Simone DemolinariPsicanalista com Mestrado e dissertação em Anomalias Comportamentais, apresentadora na 102,9 e 98 FM

É preciso perder para valorizar?

Publicado em 18/04/2024 às 06:00.

Uma frase atribuída a Santo Agostinho diz: “Felicidade é continuar desejando o que se possui”. Já o filosofo Arthur Schopenhauer afirma: “A vida é uma constante oscilação entre a ânsia de ter e o tédio de possuir”. Seja santo ou filósofo, há pessoas que parecem desejar algo ou alguém só no momento em que perdem o objeto de desejo. Mas será que esse é um desejo verdadeiro?

Essa é uma questão muito indagada em consultório, em situações onde um casamento vai mal e um dos parceiros se empenha na tentativa de resgatar a relação, enquanto o outro parece não se importar muito. Chega um momento em que aquele que se esforça decide se separar e eis que nesse momento nasce uma valorização repentina recheada de promessas. A intensidade do que é prometido é tanta que em um dia a pessoa verbaliza tudo que a outra queria ouvir por anos. 
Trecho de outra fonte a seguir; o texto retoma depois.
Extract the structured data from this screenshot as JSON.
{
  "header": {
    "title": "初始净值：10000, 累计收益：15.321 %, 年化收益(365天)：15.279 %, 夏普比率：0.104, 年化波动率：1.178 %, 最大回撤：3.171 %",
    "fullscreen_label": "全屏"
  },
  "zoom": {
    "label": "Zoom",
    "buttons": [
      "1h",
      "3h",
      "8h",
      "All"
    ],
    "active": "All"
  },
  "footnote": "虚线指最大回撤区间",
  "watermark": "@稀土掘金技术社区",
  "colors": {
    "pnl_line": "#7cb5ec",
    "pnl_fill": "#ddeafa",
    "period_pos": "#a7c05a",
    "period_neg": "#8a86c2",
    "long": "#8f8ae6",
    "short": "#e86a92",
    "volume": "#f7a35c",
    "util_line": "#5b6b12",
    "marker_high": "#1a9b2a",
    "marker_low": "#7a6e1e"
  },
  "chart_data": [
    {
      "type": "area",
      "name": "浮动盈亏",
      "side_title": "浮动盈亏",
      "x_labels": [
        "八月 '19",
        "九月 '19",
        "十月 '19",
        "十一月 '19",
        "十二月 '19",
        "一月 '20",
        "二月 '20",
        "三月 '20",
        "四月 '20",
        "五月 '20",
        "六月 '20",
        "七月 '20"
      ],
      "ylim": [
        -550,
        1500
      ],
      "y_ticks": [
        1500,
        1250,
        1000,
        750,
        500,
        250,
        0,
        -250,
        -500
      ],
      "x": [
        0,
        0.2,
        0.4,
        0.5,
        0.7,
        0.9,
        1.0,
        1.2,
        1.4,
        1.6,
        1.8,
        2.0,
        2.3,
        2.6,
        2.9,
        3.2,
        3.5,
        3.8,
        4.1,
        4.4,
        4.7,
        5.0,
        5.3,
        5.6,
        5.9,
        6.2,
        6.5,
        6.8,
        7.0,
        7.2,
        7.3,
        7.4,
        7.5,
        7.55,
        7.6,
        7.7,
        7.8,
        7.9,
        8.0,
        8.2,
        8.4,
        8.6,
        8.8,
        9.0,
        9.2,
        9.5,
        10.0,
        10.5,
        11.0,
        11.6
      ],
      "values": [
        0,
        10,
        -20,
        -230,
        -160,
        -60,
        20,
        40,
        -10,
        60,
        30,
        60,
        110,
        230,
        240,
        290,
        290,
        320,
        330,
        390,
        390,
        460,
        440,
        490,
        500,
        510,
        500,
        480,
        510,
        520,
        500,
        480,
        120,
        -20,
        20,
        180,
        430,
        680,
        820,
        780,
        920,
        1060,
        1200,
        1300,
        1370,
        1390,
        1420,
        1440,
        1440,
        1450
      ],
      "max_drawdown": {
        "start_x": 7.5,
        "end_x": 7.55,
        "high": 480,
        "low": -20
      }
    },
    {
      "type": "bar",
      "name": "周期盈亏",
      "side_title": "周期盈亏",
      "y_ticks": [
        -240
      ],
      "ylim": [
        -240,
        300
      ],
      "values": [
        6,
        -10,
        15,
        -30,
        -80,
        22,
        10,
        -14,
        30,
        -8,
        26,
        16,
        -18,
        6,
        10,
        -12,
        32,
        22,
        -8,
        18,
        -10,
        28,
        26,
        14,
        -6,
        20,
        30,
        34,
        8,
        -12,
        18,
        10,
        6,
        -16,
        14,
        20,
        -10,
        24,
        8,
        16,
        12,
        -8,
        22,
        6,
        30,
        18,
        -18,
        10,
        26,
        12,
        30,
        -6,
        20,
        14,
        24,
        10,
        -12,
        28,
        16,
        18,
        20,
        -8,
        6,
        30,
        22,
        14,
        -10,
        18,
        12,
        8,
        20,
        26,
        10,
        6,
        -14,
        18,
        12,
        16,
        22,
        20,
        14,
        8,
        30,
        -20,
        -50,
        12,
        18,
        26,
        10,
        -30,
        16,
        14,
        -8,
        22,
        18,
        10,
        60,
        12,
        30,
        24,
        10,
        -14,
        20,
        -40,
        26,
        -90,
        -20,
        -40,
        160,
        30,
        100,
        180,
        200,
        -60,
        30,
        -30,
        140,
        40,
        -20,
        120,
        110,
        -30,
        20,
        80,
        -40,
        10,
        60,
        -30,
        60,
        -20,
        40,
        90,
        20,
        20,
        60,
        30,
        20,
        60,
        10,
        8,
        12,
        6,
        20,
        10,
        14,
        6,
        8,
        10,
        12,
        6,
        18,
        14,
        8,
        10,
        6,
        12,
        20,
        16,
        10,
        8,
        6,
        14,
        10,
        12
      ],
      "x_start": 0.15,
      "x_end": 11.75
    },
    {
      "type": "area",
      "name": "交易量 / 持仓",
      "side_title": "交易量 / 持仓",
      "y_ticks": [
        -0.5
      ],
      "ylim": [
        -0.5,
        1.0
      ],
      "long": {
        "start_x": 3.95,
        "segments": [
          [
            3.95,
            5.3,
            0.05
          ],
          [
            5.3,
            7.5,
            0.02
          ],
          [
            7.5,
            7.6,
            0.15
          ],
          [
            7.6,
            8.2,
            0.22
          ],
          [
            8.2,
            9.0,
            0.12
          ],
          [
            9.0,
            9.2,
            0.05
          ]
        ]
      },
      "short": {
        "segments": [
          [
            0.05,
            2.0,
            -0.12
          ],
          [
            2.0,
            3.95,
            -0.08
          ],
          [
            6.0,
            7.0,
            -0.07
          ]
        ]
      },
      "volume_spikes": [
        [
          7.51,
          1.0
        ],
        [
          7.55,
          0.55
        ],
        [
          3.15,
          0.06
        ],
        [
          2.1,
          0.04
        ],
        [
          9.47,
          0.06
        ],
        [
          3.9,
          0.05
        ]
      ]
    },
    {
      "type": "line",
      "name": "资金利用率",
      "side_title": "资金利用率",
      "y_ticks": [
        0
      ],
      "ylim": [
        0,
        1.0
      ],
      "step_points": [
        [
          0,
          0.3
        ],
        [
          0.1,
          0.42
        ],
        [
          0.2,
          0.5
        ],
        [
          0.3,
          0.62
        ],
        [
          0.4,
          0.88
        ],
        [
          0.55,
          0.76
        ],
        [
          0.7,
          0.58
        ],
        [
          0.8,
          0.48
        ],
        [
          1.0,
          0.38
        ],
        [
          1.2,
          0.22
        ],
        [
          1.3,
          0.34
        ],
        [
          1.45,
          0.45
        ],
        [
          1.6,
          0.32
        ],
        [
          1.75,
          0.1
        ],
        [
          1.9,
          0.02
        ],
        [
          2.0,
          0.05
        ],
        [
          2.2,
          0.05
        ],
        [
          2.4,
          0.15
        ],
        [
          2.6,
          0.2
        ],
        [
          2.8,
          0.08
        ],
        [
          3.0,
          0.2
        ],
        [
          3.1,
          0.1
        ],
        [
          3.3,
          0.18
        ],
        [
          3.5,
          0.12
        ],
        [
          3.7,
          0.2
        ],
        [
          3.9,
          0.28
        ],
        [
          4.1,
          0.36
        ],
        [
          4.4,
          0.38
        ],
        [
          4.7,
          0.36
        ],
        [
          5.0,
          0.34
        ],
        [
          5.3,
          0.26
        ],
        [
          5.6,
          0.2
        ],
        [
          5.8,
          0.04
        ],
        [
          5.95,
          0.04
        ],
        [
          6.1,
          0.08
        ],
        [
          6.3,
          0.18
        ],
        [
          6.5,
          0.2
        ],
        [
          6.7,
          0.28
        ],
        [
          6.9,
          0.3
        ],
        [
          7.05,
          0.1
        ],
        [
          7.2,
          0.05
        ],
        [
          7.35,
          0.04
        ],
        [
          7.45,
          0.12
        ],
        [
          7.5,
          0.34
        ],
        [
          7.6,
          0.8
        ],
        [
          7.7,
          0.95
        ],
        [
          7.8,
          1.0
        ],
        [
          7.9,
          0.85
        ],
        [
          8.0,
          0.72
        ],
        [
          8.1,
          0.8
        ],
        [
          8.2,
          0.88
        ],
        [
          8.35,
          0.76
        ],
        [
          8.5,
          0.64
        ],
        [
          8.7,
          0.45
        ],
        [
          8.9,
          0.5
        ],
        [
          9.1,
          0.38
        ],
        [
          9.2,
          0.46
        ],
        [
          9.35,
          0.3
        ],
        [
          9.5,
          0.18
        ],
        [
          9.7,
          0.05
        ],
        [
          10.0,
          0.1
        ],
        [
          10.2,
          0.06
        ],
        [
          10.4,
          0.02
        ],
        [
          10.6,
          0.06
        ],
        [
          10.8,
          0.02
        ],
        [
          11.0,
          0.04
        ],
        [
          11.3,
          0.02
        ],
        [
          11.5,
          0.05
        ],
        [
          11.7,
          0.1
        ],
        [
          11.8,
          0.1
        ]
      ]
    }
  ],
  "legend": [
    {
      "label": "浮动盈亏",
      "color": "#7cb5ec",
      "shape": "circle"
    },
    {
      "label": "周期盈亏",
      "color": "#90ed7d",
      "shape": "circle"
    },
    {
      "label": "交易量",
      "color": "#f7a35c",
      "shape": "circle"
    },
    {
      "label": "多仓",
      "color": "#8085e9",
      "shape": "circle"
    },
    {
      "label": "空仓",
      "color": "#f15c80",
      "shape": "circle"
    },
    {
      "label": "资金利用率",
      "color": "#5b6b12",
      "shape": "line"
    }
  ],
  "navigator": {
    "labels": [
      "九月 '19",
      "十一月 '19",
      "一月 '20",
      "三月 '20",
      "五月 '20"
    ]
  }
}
Para uma reflexão mais profunda precisamos refletir esse comportamento considerando três tipos de pessoas: 

As do primeiro grupo são mais frias, tratam o par afetivo de forma pouco afetuosa e mais distante. Passam anos ouvindo a queixa de que precisam demonstrar mais amor, mas não se importam muito em mudar. Gostam mesmo de receber carinho e atenção, mas sem a preocupação em retribuir. O curioso é que estes valorizam, sim, a postura do parceiro, mas não demonstram. Aliás, fazem o contrário, reclamam mais, pois agindo assim o outro continua se esforçando para agradar. A estratégia, apesar de perversa, costuma funcionar, e a relação vive nesse desalinho, um dando mais e ficando sem receber como gostaria, enquanto o outro recebe mais do que dá e ainda reclama. Até que um dia aquele que está cansado de não ser valorizado vai embora e, então, num passe de mágica, o outro passa a demonstrar valor. Chora, pede para voltar, faz juras de amor e coisas que nunca fez. A verdade é que estes sempre valorizaram, porém pela sua natureza mais egoísta são voltados para si. Quando percebem que realmente irão perder, ficam desesperados e tentam fazer num curto espaço de tempo o que não fizeram numa vida inteira. Mas isso não passa de promessas, fruto da tristeza em perder toda a mordomia que recebem. Esses de fato valorizam e não querem perder o par afetivo de jeito nenhum, mas não estão dispostos a ter uma relação igualitária. Querem mesmo continuar recebendo sem ter que retribuir. 

O segundo grupo é o de pessoas que, como o primeiro, não se importam muito com a relação e não demonstram valorização dos seus pares, mas no ato da ruptura passam a demonstrar. A diferença é que aqui eles não suportam sentir a dor da rejeição e tentam resgatar o outro para amenizar seu sofrimento, mas, no fundo, já não valorizavam a relação e continuam não valorizando. A mudança repentina é fruto da dor de terem sido largados. Pura vaidade. 

O terceiro grupo é o de pessoas mais desligadas e desconectadas do carinho e atenção, mas isso é fruto de um comportamento relapso, pois valorizam e muito seus pares. Apesar de gostarem da relação, não dão a merecida dedicação que o outro gostaria. Estes, quando se deparam com a dor da ruptura, levam um susto tão grande que acabam por se empenhar verdadeiramente na mudança –fazem mais do que prometem, buscam não cometer os mesmos erros, passam a valorizar através de atitudes e estão verdadeiramente dispostos a mudar pois entendem que essa evolução, é antes de tudo, uma coisa boa para si. Estes pertencem ao grupo dos que “acordam” após o susto. Ja os dois primeiros grupos não estão dormindo, por isso não existe esse despertar de consciência. 

Tudo isso nos convida a estarmos atentos antes de nos rendermos às promessas. Mudar não é um processo fácil pois requer autocrítica honesta, reconhecimento do erro, além da privação de um interesse próprio em prol de um bem comum. Coisa a que nem todos estão dispostos.